The location of this type of R&D investment, however, will be influenced by the
size of local markets. This is because it may not be efficient to make adaptations

for a very small market in view of economies of scale involved in innovative


activities.

Incentives by States
In order for states to attract businesses to locate in their states, there are a
number of incentives that states must offer. Some of these have already been
discussed above. The most important incentives include:
(1) no restrictions on non-dividend payments,
(2) no controls on dividend remittances,
(3) import duty concessions,
(4) exemption from dividend withholding tax,
(5) guarantees against expropriation,
(6) tax holidays,
(7) cash grants for fixed assets,
(8) accelerated depreciation, and
(9) subsidized loans.
As observed, most of these incentives revolve around income taxes and foreign
exchange restrictions. With the exception of export processing zones and
industrial estates, where infrastructure and land are subsidized, developing
countries are more likely to base their incentive schemes on tax holidays and
other fiscal measures that do not require direct payments of scarce public funds

References
Bevan, A., Estrin, S. and Meyer, K.E. (2004): Foreign Investment Location and
Institutional Development in Transition Economies. International
Business Review, 13, pp. 43-64.
Bevan, A.A. and S. Estrin (2004): The determinants of foreign direct investment
into European transition economies.
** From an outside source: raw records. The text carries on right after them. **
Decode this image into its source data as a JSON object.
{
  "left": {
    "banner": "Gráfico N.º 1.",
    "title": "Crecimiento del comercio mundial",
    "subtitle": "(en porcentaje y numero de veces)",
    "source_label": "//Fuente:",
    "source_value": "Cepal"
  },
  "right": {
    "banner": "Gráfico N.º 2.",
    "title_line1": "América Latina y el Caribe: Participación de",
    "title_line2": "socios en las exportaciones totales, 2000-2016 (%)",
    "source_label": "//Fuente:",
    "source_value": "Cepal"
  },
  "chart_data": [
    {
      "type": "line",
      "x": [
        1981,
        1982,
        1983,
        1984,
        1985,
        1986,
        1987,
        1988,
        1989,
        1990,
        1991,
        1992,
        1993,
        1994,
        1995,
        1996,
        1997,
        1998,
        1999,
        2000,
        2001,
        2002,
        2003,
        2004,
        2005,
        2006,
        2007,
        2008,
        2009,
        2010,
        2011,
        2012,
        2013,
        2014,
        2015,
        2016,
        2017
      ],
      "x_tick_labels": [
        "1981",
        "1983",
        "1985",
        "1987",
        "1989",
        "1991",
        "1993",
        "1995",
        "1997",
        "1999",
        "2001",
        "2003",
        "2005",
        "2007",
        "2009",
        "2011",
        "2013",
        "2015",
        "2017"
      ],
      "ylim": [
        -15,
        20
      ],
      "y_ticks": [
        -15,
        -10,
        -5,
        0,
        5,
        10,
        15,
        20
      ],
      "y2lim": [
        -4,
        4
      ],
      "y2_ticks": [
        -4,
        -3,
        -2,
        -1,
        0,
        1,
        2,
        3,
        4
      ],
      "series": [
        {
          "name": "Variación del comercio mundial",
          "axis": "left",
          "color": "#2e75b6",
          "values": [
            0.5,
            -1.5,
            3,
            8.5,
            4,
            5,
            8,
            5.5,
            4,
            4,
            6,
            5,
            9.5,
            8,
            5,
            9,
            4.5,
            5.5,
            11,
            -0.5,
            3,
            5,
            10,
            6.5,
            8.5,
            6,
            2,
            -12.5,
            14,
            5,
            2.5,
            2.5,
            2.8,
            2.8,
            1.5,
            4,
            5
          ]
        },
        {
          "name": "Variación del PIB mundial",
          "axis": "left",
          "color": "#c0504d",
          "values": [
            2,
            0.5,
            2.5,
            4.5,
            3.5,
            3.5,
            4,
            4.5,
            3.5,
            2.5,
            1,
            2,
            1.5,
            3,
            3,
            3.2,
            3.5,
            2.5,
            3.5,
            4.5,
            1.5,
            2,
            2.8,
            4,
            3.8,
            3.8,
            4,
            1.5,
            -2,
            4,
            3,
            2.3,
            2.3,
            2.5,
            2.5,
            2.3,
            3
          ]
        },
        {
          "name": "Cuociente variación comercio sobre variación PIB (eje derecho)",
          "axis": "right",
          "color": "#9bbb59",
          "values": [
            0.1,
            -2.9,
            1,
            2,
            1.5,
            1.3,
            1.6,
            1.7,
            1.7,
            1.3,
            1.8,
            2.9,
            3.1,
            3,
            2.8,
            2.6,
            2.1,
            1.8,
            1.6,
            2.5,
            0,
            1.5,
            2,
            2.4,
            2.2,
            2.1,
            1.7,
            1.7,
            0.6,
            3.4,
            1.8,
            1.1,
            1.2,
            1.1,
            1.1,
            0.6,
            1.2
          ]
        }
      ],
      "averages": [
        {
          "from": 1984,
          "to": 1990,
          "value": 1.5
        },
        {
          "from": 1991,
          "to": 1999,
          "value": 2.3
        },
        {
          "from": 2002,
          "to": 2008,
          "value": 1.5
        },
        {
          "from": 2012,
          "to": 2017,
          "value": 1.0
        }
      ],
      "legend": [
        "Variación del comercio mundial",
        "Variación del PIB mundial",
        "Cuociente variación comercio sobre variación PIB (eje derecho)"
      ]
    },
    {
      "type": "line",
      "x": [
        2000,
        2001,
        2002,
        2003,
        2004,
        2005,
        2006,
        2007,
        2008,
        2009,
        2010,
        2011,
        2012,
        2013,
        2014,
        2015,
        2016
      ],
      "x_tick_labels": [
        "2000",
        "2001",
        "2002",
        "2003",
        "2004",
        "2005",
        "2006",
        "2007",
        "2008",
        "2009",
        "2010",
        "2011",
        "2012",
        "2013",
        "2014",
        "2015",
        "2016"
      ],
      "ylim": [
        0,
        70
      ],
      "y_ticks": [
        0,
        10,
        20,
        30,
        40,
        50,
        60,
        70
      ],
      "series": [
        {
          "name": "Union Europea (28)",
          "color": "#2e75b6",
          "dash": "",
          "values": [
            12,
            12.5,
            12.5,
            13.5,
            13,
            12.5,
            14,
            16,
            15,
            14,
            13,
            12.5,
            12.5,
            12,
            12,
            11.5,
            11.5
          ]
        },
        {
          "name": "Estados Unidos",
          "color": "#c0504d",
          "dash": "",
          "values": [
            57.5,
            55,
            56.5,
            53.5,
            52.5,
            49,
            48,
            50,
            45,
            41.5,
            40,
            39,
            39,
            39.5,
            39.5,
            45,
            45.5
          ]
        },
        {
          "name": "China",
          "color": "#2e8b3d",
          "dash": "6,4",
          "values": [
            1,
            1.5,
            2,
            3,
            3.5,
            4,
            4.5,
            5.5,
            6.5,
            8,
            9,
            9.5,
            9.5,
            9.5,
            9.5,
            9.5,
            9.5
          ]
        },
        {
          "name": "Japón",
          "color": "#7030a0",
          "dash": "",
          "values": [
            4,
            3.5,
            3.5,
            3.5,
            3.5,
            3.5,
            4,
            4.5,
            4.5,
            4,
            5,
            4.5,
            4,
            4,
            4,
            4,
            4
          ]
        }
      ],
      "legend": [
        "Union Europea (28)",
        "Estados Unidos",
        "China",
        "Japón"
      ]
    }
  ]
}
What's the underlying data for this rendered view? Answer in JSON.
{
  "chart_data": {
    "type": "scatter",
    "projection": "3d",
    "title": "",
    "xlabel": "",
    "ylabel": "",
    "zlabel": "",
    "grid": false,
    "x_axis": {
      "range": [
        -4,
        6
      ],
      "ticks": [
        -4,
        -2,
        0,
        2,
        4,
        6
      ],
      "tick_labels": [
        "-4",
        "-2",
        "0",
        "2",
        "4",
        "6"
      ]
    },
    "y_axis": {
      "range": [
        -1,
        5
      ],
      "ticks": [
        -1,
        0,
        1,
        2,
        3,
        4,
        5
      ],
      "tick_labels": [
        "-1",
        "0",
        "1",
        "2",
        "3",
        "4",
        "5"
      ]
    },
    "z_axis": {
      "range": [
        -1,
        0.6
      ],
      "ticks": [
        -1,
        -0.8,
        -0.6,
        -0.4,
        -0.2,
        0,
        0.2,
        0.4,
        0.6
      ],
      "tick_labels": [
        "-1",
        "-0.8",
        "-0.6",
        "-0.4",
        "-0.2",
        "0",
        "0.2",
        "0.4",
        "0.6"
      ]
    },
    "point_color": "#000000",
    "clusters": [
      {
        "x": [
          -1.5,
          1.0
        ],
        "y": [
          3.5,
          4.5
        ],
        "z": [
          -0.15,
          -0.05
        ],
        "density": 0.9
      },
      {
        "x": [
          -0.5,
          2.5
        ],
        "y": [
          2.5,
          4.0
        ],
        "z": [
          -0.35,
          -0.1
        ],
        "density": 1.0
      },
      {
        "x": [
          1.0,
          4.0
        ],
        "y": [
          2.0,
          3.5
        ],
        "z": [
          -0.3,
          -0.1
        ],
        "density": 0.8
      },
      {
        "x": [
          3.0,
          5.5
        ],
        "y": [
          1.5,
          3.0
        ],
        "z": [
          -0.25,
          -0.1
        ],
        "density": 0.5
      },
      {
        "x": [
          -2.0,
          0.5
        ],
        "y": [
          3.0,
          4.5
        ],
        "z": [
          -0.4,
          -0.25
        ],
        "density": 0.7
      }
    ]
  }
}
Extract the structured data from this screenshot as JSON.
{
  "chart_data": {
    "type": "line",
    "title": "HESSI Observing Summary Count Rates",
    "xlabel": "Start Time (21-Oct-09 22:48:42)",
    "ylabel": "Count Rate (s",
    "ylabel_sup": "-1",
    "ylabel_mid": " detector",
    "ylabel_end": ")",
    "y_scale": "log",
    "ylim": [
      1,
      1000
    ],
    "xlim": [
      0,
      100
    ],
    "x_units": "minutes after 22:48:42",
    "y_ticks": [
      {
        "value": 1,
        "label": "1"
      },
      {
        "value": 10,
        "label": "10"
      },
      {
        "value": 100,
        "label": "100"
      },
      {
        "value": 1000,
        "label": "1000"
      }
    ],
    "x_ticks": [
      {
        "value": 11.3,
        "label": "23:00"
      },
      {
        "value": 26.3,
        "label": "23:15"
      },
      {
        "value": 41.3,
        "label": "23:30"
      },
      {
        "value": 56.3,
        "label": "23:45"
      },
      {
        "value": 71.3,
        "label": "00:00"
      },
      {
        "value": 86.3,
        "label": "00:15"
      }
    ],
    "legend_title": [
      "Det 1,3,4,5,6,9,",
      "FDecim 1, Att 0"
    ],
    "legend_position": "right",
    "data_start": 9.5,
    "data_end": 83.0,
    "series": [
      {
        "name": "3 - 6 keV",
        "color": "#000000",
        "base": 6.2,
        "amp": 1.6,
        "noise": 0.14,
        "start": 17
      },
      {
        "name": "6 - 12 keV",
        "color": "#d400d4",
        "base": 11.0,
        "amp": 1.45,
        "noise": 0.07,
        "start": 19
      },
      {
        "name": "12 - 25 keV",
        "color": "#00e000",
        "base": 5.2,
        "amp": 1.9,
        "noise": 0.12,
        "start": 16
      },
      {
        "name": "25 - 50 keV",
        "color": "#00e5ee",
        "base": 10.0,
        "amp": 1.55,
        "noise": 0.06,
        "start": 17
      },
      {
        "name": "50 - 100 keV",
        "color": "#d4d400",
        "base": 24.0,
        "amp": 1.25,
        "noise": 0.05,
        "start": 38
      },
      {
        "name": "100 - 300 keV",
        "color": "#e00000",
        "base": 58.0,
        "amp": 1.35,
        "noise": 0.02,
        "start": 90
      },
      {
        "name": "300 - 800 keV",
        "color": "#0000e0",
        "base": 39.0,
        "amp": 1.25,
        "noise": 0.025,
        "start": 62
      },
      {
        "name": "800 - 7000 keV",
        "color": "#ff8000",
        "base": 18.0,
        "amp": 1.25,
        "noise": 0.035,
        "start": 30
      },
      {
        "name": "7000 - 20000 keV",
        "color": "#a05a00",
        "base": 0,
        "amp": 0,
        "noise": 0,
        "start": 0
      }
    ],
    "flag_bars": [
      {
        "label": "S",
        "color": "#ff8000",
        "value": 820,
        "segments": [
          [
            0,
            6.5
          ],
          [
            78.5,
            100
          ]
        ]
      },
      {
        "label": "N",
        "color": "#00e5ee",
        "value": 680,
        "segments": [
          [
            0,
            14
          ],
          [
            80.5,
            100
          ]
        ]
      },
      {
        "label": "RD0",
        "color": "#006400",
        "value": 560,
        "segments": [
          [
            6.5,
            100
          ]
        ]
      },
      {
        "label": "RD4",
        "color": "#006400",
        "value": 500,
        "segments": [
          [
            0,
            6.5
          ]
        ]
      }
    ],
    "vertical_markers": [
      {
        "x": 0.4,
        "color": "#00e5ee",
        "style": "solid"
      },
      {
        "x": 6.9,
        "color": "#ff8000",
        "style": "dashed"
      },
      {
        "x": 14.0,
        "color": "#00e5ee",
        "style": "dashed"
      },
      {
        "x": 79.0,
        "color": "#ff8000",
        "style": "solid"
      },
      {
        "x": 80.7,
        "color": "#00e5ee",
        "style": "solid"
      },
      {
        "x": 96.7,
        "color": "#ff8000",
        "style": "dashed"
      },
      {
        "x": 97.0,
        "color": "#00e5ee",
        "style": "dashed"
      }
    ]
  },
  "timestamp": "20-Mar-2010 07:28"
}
Journal of Comparative Economics,
32(4), pp. 775-787.
Boschma, R. (2005): Proximity and Innovation: A Critical Assessment. Regional
Studies, 39, pp. 1, 61 74.
Denisia, V. (2010): Foreign Direct Investment Theories: An Overview of the Main
FDI Theories. European Journal of Interdisciplinary Studies, 3, pp. 53-59.
Meyer, K.E. and Nguyen, H.V. (2005): Foreign Investment Strategies and Subnational Institutions in Emerging Markets: Evidence from Vietnam.
Journal of management studies, Vol. 42, Issue 1, pp. 63-93.